Cette approche, nous a dit cet intervenant, se répand en Afrique australe mais aussi en Europe.
Sauf en France. En France, rien ne change. On crie très fort, voire on écrase des ragondins pour assener que rien ne doit changer.

A-t-on posé ces questions à Sivens ?
Quelle agriculture est censée bénéficier du barrage ? Difficile de le savoir, tant on lit tout et son contraire. L’irrigation servira-t-elle réellement les petites exploitations, comme le maraîcher bio local ? Ou au contraire, la réserve sera-t-elle siphonnée par quelques gros céréaliers, qui parachèveront l’expulsion des autres systèmes agricoles ? A qui manquera l’eau captée et pompée en amont – dans la retenue ? Quelle sera la qualité de cette eau ?

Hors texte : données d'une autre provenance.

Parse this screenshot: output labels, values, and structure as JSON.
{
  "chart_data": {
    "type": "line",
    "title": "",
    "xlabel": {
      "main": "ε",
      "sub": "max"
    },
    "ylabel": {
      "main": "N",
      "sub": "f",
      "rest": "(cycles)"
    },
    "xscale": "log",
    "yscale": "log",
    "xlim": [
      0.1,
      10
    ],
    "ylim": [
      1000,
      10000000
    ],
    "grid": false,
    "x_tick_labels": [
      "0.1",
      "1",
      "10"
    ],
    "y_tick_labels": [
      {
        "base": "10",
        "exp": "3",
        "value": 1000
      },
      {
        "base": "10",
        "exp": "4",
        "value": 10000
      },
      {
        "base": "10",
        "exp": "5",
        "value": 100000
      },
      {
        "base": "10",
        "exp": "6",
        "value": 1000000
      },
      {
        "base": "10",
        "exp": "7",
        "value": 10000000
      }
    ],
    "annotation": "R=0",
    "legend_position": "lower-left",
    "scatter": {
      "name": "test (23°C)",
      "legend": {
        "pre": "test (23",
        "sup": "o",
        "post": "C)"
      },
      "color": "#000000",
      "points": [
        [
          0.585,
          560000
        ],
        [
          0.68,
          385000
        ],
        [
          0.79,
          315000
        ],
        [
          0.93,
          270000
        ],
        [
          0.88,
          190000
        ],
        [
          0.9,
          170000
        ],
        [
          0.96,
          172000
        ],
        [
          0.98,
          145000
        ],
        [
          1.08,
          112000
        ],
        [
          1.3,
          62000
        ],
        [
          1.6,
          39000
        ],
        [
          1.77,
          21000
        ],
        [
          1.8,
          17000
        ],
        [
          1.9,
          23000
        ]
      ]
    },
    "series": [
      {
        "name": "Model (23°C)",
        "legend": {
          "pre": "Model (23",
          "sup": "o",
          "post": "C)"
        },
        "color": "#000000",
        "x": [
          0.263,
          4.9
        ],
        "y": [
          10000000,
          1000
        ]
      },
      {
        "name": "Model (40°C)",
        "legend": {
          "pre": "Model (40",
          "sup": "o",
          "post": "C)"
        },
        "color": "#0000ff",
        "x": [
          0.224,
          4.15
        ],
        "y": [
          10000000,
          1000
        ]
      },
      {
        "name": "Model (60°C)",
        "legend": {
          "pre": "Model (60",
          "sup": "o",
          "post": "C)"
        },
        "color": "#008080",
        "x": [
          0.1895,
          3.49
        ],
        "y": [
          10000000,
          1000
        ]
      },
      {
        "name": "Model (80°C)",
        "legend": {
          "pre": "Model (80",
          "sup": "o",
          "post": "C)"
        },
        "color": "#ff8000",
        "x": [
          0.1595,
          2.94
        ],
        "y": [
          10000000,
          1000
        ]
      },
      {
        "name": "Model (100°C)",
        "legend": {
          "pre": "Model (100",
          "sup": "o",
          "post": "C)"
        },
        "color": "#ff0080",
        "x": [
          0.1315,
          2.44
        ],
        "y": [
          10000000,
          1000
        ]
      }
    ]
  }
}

Le moins qu’on puisse dire est que les études indépendantes ne sont pas favorables à l’ouvrage, et qu’il n’est pas du tout certain que le barrage apporte aux agriculteurs locaux la réponse aux problèmes qu’ils manifestent. A court terme, sans doute. Après quelques années, c’est une autre histoire.

A-t-on réfléchi avec eux à des perspectives agricoles adaptées au temps et au lieu, autrement que par un coûteux équipement qui risque fort, à moyen terme, de favoriser l’irruption du tout-maïs, lequel expulsera tous les autres, comme cela s’est produit dans de larges parts du Bassin aquitain ? A-t-on posé la question dans ce sens ? Sommes-nous prêts à la poser partout à notre agriculture ? Il y a pourtant urgence. Ne serait-ce qu’en raison des nouvelles contraintes imposées par le réchauffement climatique, qui ne sont d’ailleurs sûrement pas étrangères aux sécheresses à répétition dans la vallée du Tescou.